Cloudformation-coverage-roadmap: Allow stack updates that don't evaluate as a change

Our work-around for this problem is to have a MetaData parameter for the stack (which is passed through as an Output. This parameter contains the template version. Then, even if it's just a parameter/whitespace change to the template, the stack has a change to apply.

We get around this issue by tagging all our CloudFormation stacks with a timestamp (among other things). It seems CFT treats even stack level tags as a change so it will always trigger. Anytime a stack is updated, we just always set the latest timestamp. I like this approach best because it doesn't require changing or adding to the CFT itself and can be applied easily across all template via automation.

The behavior you're describing, while annoying, makes sense if you think about how CloudFormation is designed to work: It has to be deterministic in its evaluation and execution of a template. If nothing changed, then by it's very definition it should be _impossible_ for there to be anything to do.

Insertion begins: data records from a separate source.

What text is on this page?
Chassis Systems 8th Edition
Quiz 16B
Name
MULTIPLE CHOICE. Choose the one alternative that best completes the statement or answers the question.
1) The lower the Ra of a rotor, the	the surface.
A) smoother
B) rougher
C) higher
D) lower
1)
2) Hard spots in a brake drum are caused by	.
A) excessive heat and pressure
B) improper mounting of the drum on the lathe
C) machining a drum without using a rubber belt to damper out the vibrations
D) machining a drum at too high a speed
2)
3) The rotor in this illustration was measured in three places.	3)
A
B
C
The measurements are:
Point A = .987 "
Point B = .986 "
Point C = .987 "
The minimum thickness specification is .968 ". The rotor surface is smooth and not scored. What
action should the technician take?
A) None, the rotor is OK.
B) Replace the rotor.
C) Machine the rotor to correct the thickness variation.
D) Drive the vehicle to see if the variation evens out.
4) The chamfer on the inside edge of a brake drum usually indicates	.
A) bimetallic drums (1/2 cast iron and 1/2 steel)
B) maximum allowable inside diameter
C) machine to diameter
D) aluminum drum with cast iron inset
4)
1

The same inputs must always create the same outputs. If you've worked with custom resources in CloudFormation you'll see that CloudFormation won't even trigger your Lambda function if none of the properties have changed. By it's deterministic design, there should be no reason to. If the inputs haven't changed, the output shouldn't be changing either, so there's no reason to re-evaluate.

That all said.. that's what it strives for, and we don't always follow that pattern which complicates things. I also often follow @seittema's suggestion of a stack-level tag that contains the template version. In my case, it's actually the git commit sha of the commit that triggered the pipeline that deployed the stack. Helps keep track of where things came from but also gives those other resources a "nudge" to re-evalulate themselves anyways.

@Ricapar It _sounds_ like the original request had to do with updating the template of an existing stack. The problem is that it is possible for a template update to not require any resource changes (i.e. because everything is behind a conditional or all parameters are resolved identically) which means that CloudFormation will not accept the template update.

I think the desired behavior would be for CloudFormation to accept the Template update, and then "do nothing".

Imagine a template that looked like this (in off-the-top-of-my-head pseudocode, but hopefully you get the point)

Resources:
  MyBucket:
    Type: AWS::S3::Bucket
    Properties:
      ...

  MyPolicy:
    Type: AWS::S3::BucketPolicy
    Properties:
      ...
      Bucket: !Ref MyBucket

And you want to prepare for the future, so you want to update the template to look like this:

Parameters:
  PolicySelection:
    Type: String
    Default: MyPolicy

Conditions:
  UseMyPolicy: !Equals [!Ref PolicySelection "MyPolicy"]
  UseOtherPolicy: !Not [!Ref UseMyPolicy]

Resources:
  MyBucket:
    Type: AWS::S3::Bucket
    Properties:
      ...

  MyPolicy:
    Type: AWS::S3::BucketPolicy
    Condition: UseMyPolicy
    Properties:
      ...
      Bucket: !Ref MyBucket

  OtherPolicy:
    Type: AWS::S3::BucketPolicy
    Condition: UseOTherPolicy
    Properties:
      ...
      Bucket: !Ref MyBucket

If all you wanted was to update to use this template, no Stack Resources would change (assuming you left the parameter PolicySelection at the default value of MyPolicy then the MyPolicy Resource would be used, just as it was before, and OtherPolicy would not).